Nell’istituzione del sacrificio cruento, come racconta la Teogonia di Esiodo, c’è un tentativo di inganno, solo apparentemente coronato da successo. Prometeo divide il grosso bue destinato al sacrificio in due parti: la carne e le interiora destinate agli uomini, e le ossa destinate a bruciare sull’altare per gli dèi. Zeus, nel vedersi presentare le ossa avvolte di lardo appetitoso, finge di cadere nel tranello.
La contesa prosegue con l’episodio del fuoco, che Prometeo ruba per darlo agli uomini; con la vendetta di Zeus, che manda sulla terra Pandora, dono bellissimo e nefasto; infine con la punizione di Prometeo incatenato a una roccia del Caucaso, preda dell’aquila che gli squarcia il fegato (solo Eracle, col consenso di Zeus, lo libererà da questo tormento).
La possibilità che la spartizione sacrificale proposta da Prometeo a Zeus derivi storicamente dai riti lapponi, siberiani o caucasici, in cui le ossa degli animali uccisi venivano offerte agli dèi perché li riportassero in vita, è stata suggerita da tempo. A renderla più plausibile giunge ora la dimostrazione dei rapporti tra i miti greci e quelli, soprattutto georgiani, su Amirani.
Su questa base si è postulata una serie di contatti, anteriori al II millennio a. C., tra popolazioni parlanti lingue indoeuropee e popolazioni parlanti lingue caucasiche […]
Di solito si dà per scontato che la contesa tra Prometeo e Zeus descritta nella Teogonia si riferisca senz’altro al rito greco del sacrificio cruento. Eppure la corrispondenza tra mito e pratiche rituali è tutt’altro che perfetta. Esiodo contrappone ossa e carne, senza menzionare le viscere che invece avevano una parte importante nel sacrificio.

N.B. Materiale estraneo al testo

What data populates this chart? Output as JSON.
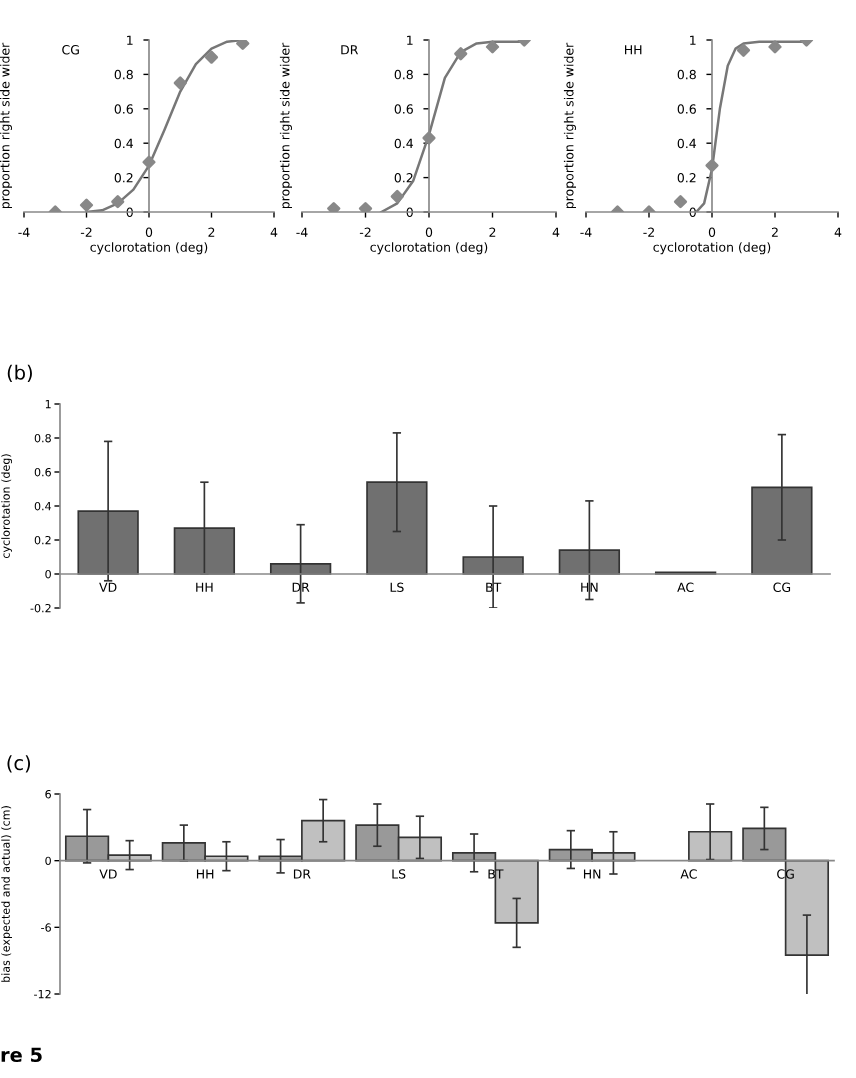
{
  "chart_data": [
    {
      "type": "scatter",
      "title": "CG",
      "xlabel": "cyclorotation (deg)",
      "ylabel": "proportion right side wider",
      "xlim": [
        -4,
        4
      ],
      "xticks": [
        -4,
        -2,
        0,
        2,
        4
      ],
      "ylim": [
        0,
        1
      ],
      "yticks": [
        0,
        0.2,
        0.4,
        0.6,
        0.8,
        1
      ],
      "grid": false,
      "legend": false,
      "series": [
        {
          "type": "scatter",
          "color": "#888888",
          "marker": "diamond",
          "x": [
            -3,
            -2,
            -1,
            0,
            1,
            2,
            3
          ],
          "values": [
            0,
            0.04,
            0.06,
            0.29,
            0.75,
            0.9,
            0.98
          ]
        },
        {
          "type": "line",
          "color": "#777777",
          "marker": "none",
          "x": [
            -2,
            -1.5,
            -1,
            -0.5,
            0,
            0.5,
            1,
            1.5,
            2,
            2.5,
            3
          ],
          "values": [
            0,
            0.01,
            0.05,
            0.13,
            0.27,
            0.48,
            0.7,
            0.86,
            0.95,
            0.99,
            1.0
          ]
        }
      ]
    },
    {
      "type": "scatter",
      "title": "DR",
      "xlabel": "cyclorotation (deg)",
      "ylabel": "proportion right side wider",
      "xlim": [
        -4,
        4
      ],
      "xticks": [
        -4,
        -2,
        0,
        2,
        4
      ],
      "ylim": [
        0,
        1
      ],
      "yticks": [
        0,
        0.2,
        0.4,
        0.6,
        0.8,
        1
      ],
      "grid": false,
      "legend": false,
      "series": [
        {
          "type": "scatter",
          "color": "#888888",
          "marker": "diamond",
          "x": [
            -3,
            -2,
            -1,
            0,
            1,
            2,
            3
          ],
          "values": [
            0.02,
            0.02,
            0.09,
            0.43,
            0.92,
            0.96,
            1.0
          ]
        },
        {
          "type": "line",
          "color": "#777777",
          "marker": "none",
          "x": [
            -1.5,
            -1,
            -0.5,
            0,
            0.5,
            1,
            1.5,
            2,
            3
          ],
          "values": [
            0,
            0.05,
            0.18,
            0.45,
            0.78,
            0.93,
            0.98,
            0.99,
            0.99
          ]
        }
      ]
    },
    {
      "type": "scatter",
      "title": "HH",
      "xlabel": "cyclorotation (deg)",
      "ylabel": "proportion right side wider",
      "xlim": [
        -4,
        4
      ],
      "xticks": [
        -4,
        -2,
        0,
        2,
        4
      ],
      "ylim": [
        0,
        1
      ],
      "yticks": [
        0,
        0.2,
        0.4,
        0.6,
        0.8,
        1
      ],
      "grid": false,
      "legend": false,
      "series": [
        {
          "type": "scatter",
          "color": "#888888",
          "marker": "diamond",
          "x": [
            -3,
            -2,
            -1,
            0,
            1,
            2,
            3
          ],
          "values": [
            0,
            0,
            0.06,
            0.27,
            0.94,
            0.96,
            1.0
          ]
        },
        {
          "type": "line",
          "color": "#777777",
          "marker": "none",
          "x": [
            -0.5,
            -0.25,
            0,
            0.25,
            0.5,
            0.75,
            1,
            1.5,
            3
          ],
          "values": [
            0,
            0.05,
            0.25,
            0.6,
            0.85,
            0.95,
            0.98,
            0.99,
            0.99
          ]
        }
      ]
    },
    {
      "type": "bar",
      "title": "(b)",
      "ylabel": "cyclorotation (deg)",
      "categories": [
        "VD",
        "HH",
        "DR",
        "LS",
        "BT",
        "HN",
        "AC",
        "CG"
      ],
      "ylim": [
        -0.2,
        1
      ],
      "yticks": [
        -0.2,
        0,
        0.2,
        0.4,
        0.6,
        0.8,
        1
      ],
      "grid": false,
      "legend": false,
      "series": [
        {
          "color": "#707070",
          "values": [
            0.37,
            0.27,
            0.06,
            0.54,
            0.1,
            0.14,
            0.01,
            0.51
          ],
          "errors": [
            0.41,
            0.27,
            0.23,
            0.29,
            0.3,
            0.29,
            null,
            0.31
          ]
        }
      ]
    },
    {
      "type": "bar",
      "title": "(c)",
      "ylabel": "bias (expected and actual) (cm)",
      "categories": [
        "VD",
        "HH",
        "DR",
        "LS",
        "BT",
        "HN",
        "AC",
        "CG"
      ],
      "ylim": [
        -12,
        6
      ],
      "yticks": [
        -12,
        -6,
        0,
        6
      ],
      "grid": false,
      "legend": false,
      "annotations": [
        "re 5"
      ],
      "series": [
        {
          "color": "#999999",
          "values": [
            2.2,
            1.6,
            0.4,
            3.2,
            0.7,
            1.0,
            null,
            2.9
          ],
          "errors": [
            2.4,
            1.6,
            1.5,
            1.9,
            1.7,
            1.7,
            null,
            1.9
          ]
        },
        {
          "color": "#c0c0c0",
          "values": [
            0.5,
            0.4,
            3.6,
            2.1,
            -5.6,
            0.7,
            2.6,
            -8.5
          ],
          "errors": [
            1.3,
            1.3,
            1.9,
            1.9,
            2.2,
            1.9,
            2.5,
            3.6
          ]
        }
      ]
    }
  ]
}
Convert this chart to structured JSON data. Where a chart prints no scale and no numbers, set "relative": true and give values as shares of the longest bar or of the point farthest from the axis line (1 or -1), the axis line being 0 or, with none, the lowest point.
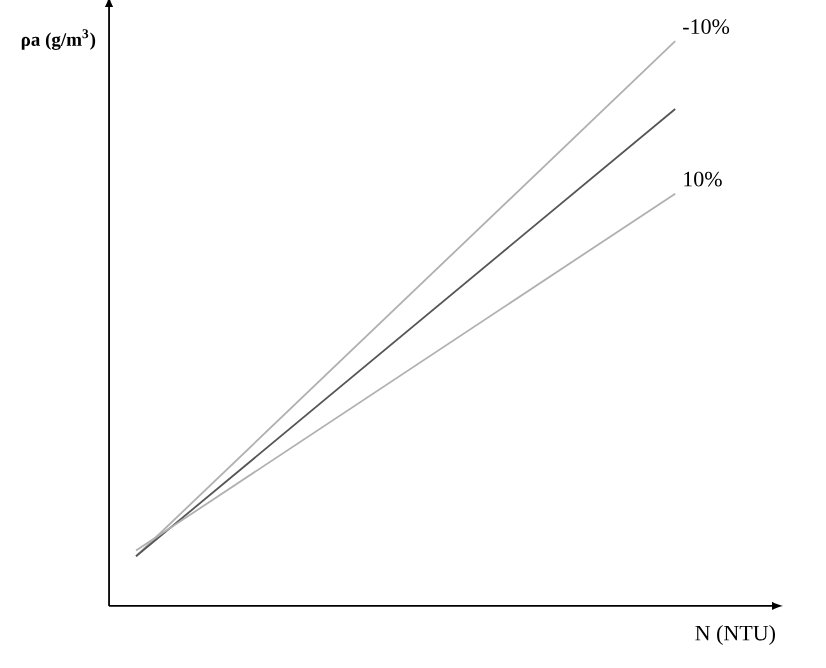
{
  "chart_data": {
    "type": "line",
    "relative": true,
    "xlabel": "N (NTU)",
    "ylabel": "ρa (g/m$^{3}$)",
    "categories": [
      null,
      null
    ],
    "series": [
      {
        "name": "-10%",
        "color": "#b0b0b0",
        "values": [
          0.088,
          1
        ]
      },
      {
        "color": "#555555",
        "values": [
          0.088,
          0.88
        ]
      },
      {
        "name": "10%",
        "color": "#b0b0b0",
        "values": [
          0.098,
          0.73
        ]
      }
    ]
  }
}
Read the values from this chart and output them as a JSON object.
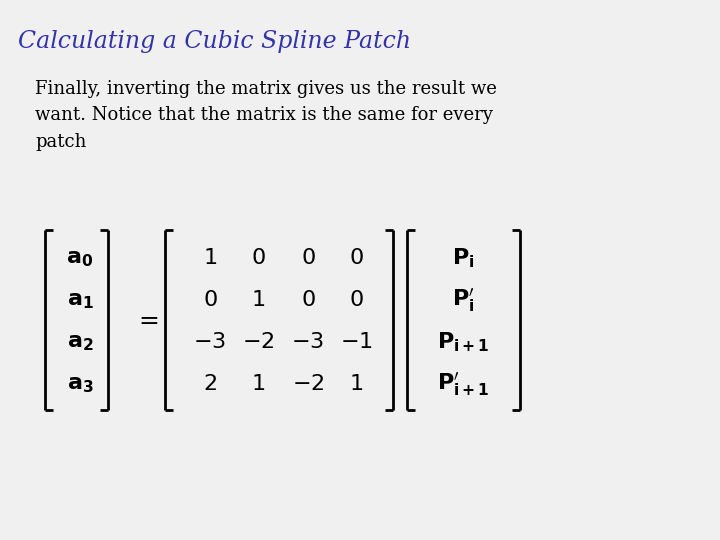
{
  "title": "Calculating a Cubic Spline Patch",
  "title_color": "#3333aa",
  "title_fontsize": 17,
  "body_text": "Finally, inverting the matrix gives us the result we\nwant. Notice that the matrix is the same for every\npatch",
  "body_fontsize": 13,
  "background_color": "#f0f0f0",
  "lhs_labels": [
    "a_0",
    "a_1",
    "a_2",
    "a_3"
  ],
  "matrix": [
    [
      "1",
      "0",
      "0",
      "0"
    ],
    [
      "0",
      "1",
      "0",
      "0"
    ],
    [
      "-3",
      "-2",
      "-3",
      "-1"
    ],
    [
      "2",
      "1",
      "-2",
      "1"
    ]
  ],
  "rhs_labels_bold": [
    "\\mathbf{P_i}",
    "\\mathbf{P_i^{\\prime}}",
    "\\mathbf{P_{i+1}}",
    "\\mathbf{P_{i+1}^{\\prime}}"
  ],
  "eq_fontsize": 16,
  "bracket_lw": 2.0
}
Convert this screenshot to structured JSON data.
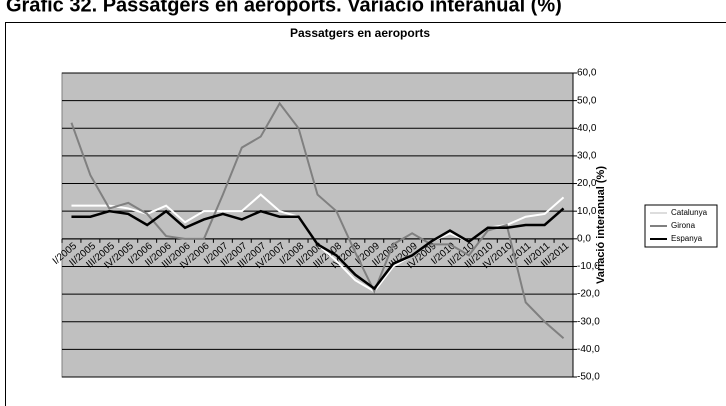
{
  "chart_data": {
    "type": "line",
    "header": "Gràfic 32. Passatgers en aeroports. Variació interanual (%)",
    "title": "Passatgers en aeroports",
    "y_label": "Variació interanual (%)",
    "categories": [
      "I/2005",
      "II/2005",
      "III/2005",
      "IV/2005",
      "I/2006",
      "II/2006",
      "III/2006",
      "IV/2006",
      "I/2007",
      "II/2007",
      "III/2007",
      "IV/2007",
      "I/2008",
      "II/2008",
      "III/2008",
      "IV/2008",
      "I/2009",
      "II/2009",
      "III/2009",
      "IV/2009",
      "I/2010",
      "II/2010",
      "III/2010",
      "IV/2010",
      "I/2011",
      "II/2011",
      "III/2011"
    ],
    "series": [
      {
        "name": "Catalunya",
        "color": "#ffffff",
        "values": [
          12,
          12,
          12,
          11,
          9,
          12,
          6,
          10,
          10,
          10,
          16,
          10,
          8,
          -2,
          -8,
          -15,
          -19,
          -10,
          -6,
          -1,
          2,
          -1,
          4,
          5,
          8,
          9,
          15
        ]
      },
      {
        "name": "Girona",
        "color": "#808080",
        "values": [
          42,
          23,
          11,
          13,
          9,
          1,
          0,
          0,
          16,
          33,
          37,
          49,
          40,
          16,
          10,
          -5,
          -19,
          -2,
          2,
          -2,
          -2,
          -6,
          3,
          5,
          -23,
          -30,
          -36
        ]
      },
      {
        "name": "Espanya",
        "color": "#000000",
        "values": [
          8,
          8,
          10,
          9,
          5,
          10,
          4,
          7,
          9,
          7,
          10,
          8,
          8,
          -2,
          -6,
          -13,
          -18,
          -9,
          -6,
          -1,
          3,
          -1,
          4,
          4,
          5,
          5,
          11
        ]
      }
    ],
    "ylim": [
      -50,
      60
    ],
    "yticks": [
      {
        "value": -50,
        "label": "-50,0"
      },
      {
        "value": -40,
        "label": "-40,0"
      },
      {
        "value": -30,
        "label": "-30,0"
      },
      {
        "value": -20,
        "label": "-20,0"
      },
      {
        "value": -10,
        "label": "-10,0"
      },
      {
        "value": 0,
        "label": "0,0"
      },
      {
        "value": 10,
        "label": "10,0"
      },
      {
        "value": 20,
        "label": "20,0"
      },
      {
        "value": 30,
        "label": "30,0"
      },
      {
        "value": 40,
        "label": "40,0"
      },
      {
        "value": 50,
        "label": "50,0"
      },
      {
        "value": 60,
        "label": "60,0"
      }
    ],
    "grid": true,
    "legend": "right",
    "plot_color": "#c0c0c0"
  }
}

Inoltre, il gesto di Prometeo che pone «carni e interiora ricche di grasso in una pelle» dopo averle nascoste «nel ventre del bue», non ha alcun riscontro nel rituale del sacrificio – almeno in quello greco. Ma se assumiamo come termine di paragone il sacrificio scita, vediamo profilarsi una convergenza imprevista.
Gli Sciti, racconta Erodoto (4: 61) «insaccano tutte le carni nel ventre» del bue (o di qualsiasi altro animale); poi, dopo averle mescolate con acqua, le fanno bollire.
È un’altra prova della strettissima contiguità culturale tra gli Sciti e i pastori nomadi dell’Asia centrale. Anche i Buriati, infatti, usano cuocere gli animali avvolti nella loro pelle, dopo averla riempita d’acqua e di pietre roventi.
Due testi diversissimi: quello di Esiodo racconta in chiave mitica l’istituzione del rito sacrificale greco; quello di Erodoto descrive, in una prospettiva che oggi chiameremmo etnografica, il rito sacrificale praticato da una popolazione straniera, addirittura nomade […]
La conclusione è inevitabile. La tradizione giunta fino a Esiodo conservava la memoria del sacrificio scita: inserita, però, in una rielaborazione mitica volta a illustrare, attraverso la contesa tra Prometeo e Zeus, la decisiva novità del sacrificio greco.